Core Concepts
Neural models for semantic parsing and text generation with Discourse Representation Structures (DRS) exhibit strong performance on standard test sets, but struggle with more challenging benchmarks that require handling longer texts and compositional generalization.
Abstract
The authors argue that the current performance of neural semantic parsers and text generators on the Parallel Meaning Bank (PMB) dataset is inflated due to data leakage and non-representative test sets. To address this, they introduce several changes:
A systematic data split approach to create a more reliable standard test set, reducing overlap between training and test data.
A long-text challenge set with manually annotated longer documents to assess the models' performance on complex, multi-sentence texts.

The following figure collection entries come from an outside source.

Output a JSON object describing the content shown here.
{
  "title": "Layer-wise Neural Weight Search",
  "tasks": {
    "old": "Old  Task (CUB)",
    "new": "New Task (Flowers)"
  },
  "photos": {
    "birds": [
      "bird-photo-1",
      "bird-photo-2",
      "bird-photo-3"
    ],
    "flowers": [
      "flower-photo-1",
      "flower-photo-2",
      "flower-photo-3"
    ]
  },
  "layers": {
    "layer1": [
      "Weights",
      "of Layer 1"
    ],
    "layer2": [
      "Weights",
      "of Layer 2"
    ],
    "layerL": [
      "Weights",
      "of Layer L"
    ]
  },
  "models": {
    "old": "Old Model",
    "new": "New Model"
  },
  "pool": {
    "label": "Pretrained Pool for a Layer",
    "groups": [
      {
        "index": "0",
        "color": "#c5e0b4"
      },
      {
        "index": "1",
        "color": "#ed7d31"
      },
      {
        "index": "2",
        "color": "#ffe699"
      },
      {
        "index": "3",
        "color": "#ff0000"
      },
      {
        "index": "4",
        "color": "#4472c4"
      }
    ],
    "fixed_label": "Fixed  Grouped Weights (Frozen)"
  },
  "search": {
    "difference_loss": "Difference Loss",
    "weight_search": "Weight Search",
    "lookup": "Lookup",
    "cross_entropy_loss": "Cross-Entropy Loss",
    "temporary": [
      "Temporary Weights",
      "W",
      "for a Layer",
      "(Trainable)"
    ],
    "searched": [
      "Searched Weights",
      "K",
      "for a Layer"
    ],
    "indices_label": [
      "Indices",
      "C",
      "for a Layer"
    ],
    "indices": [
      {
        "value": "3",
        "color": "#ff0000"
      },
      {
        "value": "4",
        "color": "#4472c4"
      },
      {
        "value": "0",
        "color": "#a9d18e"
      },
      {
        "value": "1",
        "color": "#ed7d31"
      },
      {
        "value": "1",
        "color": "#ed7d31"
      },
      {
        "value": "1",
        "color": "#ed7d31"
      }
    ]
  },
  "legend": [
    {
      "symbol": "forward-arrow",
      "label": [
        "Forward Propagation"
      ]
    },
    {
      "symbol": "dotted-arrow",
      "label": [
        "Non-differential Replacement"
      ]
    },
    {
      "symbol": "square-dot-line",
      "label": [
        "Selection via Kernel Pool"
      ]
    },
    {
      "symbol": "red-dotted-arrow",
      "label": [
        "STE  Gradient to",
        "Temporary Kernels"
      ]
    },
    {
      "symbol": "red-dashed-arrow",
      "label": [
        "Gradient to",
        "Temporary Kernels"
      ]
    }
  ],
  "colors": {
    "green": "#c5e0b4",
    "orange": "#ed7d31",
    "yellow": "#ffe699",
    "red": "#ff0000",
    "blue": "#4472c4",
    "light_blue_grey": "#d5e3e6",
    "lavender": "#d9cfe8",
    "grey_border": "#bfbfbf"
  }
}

A compositional challenge set created by recombining Combinatory Categorical Grammar (CCG) derivation trees, to evaluate the models' ability to handle compositional generalization.
Experiments with five neural models (LSTM, mT5, byT5, mBART, DRS-MLM) show that their performance declines significantly on the challenge sets, revealing the limitations of these models when confronted with longer texts and compositional structures. The authors conclude that semantic parsing and text-to-meaning generation are far from being solved tasks.
Stats
The average sentence length in the standard test set is around 5-6 words, while the long-text challenge set has an average of 61 words.
The systematic data split reduces the word overlap rate between training and test sets compared to the random split.
Quotes
"The rapid development of neural models and their incredible performance seem to make the impression that tasks like semantic parsing are practically solved."
"We carried out a critical examination of the PMB and revealed three (related) problems: (1) there is a "data leakage" from the training data to the development and test splits; (2) the random splits of the data lead to a non-optimal division; and (3) the test set is often regarded as "easy" as it contains a large amount of relatively short sentences."